Adulting isn’t even a word.

It’s a Tuesday evening and I’m inhaling a makeshift dinner with the TV playing on the side. As Alex Trebek announces the question in Final Jeopardy, the answer comes flying out of my mouth along with the food.

Grendel!” I shout.

Grendel is the name of a novel we studied senior year of high school. Coincidentally, I probably thought I was on the brink of adulthood at that point in my life. Hah. Not even close.

Fast forward five years and here I am sitting in front of the television after a 9-6 work day struggling to find the energy to do anything. When did I become an adult? It sort of just…happened. 

It was in that moment I realized I was settling into an unproductive pattern of work, eat, sleep, and repeat. I come home from a 12 hour day and eat whatever was in front of me, maybe go to the gym or write a blog post. I will burn out without preparing for the next day. Wake up. Repeat.

A part of the transition from no job to job is giving up your day to your career. BYE GIRL. This entry level position is everything I’ve been working towards and I’m so. lucky. to have the opportunity that I do. But, recognizing this transition is the only way we’ll begin to tackle it.

Yes, I am tired. Yes, it’s worth it. BUT let’s take adulting by the horns and run with it! I mean…what’s the alternative? Ladies, we have come TOO far to marry rich. LET’S GO.

The Alarming Facts

There’s no such thing as sleeping in anymore and having breakfast at noon. It’s more like get your ass out of bed before 7 or your day will start like hell. That alarm? Set it for ten minutes earlier. Start your day more slowly and focused.

Also, the “wing it” strategy sucks. Picking out clothes at crack of dawn is a disaster (especially if you work in the fashion industry like me), not to mention digging through the fridge for leftovers that may be salvageable for lunch. When you need to catch the 7:20 am bus in order to beat the majority of Lincoln Tunnel traffic, there is no time for sad noodles in Tupperware. Ditch the noodles if you have to.

I like to thing of everything that makes me crazy in the morning and just do it at night. Yes, you’re drained from the already exhausting day, but you’ll thank yourself in the morning when you save time destroying your room when your Bluetooth headphones are dead and you can’t find the new Apple headphones that fit in the charging hole.

You’re probably thinking, why would I need to set my alarm for ten minutes earlier if I’m now SAVING time on stupid crap? There’s that fancy new thing all the kids are doing nowadays called breakfast. Do that instead and you won’t hate yourself later.

Take a breath. Get that bread. Come home.

NOW coming home from work holds many make-it-or-break-it decisions. This is the few hours YOU get before your body is going to deplete.
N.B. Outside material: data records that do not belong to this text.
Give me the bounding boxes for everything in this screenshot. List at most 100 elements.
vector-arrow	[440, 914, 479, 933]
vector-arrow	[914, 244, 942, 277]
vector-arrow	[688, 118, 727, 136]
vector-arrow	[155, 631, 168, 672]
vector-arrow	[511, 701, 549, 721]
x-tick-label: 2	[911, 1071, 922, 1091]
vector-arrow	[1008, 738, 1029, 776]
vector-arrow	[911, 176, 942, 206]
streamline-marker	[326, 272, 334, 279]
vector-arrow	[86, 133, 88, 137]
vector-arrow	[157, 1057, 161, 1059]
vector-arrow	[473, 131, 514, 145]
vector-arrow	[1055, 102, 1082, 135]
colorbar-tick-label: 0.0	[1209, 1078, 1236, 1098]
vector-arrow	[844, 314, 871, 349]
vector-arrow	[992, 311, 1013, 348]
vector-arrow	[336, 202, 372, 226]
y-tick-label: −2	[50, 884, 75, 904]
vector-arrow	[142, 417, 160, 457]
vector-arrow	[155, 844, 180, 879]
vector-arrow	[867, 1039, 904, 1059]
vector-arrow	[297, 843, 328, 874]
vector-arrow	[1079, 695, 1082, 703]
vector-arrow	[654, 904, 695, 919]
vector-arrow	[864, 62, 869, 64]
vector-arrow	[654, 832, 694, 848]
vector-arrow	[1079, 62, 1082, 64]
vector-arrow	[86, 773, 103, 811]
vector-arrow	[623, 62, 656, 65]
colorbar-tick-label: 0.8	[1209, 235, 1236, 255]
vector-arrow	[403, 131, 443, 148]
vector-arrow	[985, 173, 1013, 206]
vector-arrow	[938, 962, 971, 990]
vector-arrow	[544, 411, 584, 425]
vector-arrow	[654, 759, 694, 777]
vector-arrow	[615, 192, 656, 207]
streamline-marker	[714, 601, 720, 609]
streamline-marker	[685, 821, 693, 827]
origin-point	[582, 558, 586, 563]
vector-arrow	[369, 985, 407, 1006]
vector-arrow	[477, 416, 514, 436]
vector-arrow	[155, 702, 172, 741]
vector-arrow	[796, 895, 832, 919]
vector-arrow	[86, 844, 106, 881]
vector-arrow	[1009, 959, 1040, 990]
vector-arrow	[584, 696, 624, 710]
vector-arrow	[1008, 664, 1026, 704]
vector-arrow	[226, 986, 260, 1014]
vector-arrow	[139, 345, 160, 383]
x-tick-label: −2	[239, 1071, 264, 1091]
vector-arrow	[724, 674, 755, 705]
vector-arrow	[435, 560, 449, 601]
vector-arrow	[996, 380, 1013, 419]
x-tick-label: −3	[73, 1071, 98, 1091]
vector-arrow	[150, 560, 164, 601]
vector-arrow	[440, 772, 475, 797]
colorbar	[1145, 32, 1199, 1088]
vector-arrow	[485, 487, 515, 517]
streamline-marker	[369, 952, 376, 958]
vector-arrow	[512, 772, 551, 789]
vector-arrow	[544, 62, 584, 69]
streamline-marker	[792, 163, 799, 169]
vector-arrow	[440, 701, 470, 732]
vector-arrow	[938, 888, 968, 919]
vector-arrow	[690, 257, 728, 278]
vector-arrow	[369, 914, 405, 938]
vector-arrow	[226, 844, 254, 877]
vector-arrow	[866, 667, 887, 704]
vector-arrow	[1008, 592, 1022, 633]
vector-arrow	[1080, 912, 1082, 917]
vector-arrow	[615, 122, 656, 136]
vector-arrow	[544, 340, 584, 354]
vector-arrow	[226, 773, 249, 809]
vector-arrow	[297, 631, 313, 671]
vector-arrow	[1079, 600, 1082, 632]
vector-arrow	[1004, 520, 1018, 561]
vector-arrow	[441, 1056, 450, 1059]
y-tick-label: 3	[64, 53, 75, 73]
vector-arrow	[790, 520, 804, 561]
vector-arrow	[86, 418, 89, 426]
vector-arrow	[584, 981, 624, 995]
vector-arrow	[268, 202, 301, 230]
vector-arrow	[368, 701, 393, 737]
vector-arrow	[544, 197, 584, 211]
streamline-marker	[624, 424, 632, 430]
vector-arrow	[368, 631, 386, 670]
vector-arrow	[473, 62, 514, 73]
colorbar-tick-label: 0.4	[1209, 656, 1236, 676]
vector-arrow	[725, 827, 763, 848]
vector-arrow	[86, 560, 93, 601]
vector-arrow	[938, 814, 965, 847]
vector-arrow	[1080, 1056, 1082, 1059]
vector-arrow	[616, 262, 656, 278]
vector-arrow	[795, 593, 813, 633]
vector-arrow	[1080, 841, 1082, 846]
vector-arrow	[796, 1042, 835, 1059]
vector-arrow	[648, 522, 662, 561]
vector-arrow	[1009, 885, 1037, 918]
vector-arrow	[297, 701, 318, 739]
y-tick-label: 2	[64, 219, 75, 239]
What are you going to do? HURRY, DECIDE.

Or, just plan ahead.

Most of us choose to continue binge watching our new favorite show (This Is Us). Some go to the gym. It doesn’t matter what you do as long as it makes you happy. I like to break up my nights with editing articles OR watching TV OR going by my friends apartment to catch up on life. It depends on the week.

One focus per night is safe. 

Sometimes I get overwhelmed that I can’t get everything done in one night. Like I have clothes sprawled out everywhere, but I choose to go to the gym because I haven’t exercised in a while. It’ll get done. Yolo.

In retrospect, I can’t remember what the hell happened in Grendel, but I know that I feel much more comfortable and free than I my high school self. This is the first time in my life I feel in possession of my future and I sure as hell won’t let “adulting” get me down.

After all, adulting isn’t even a real word.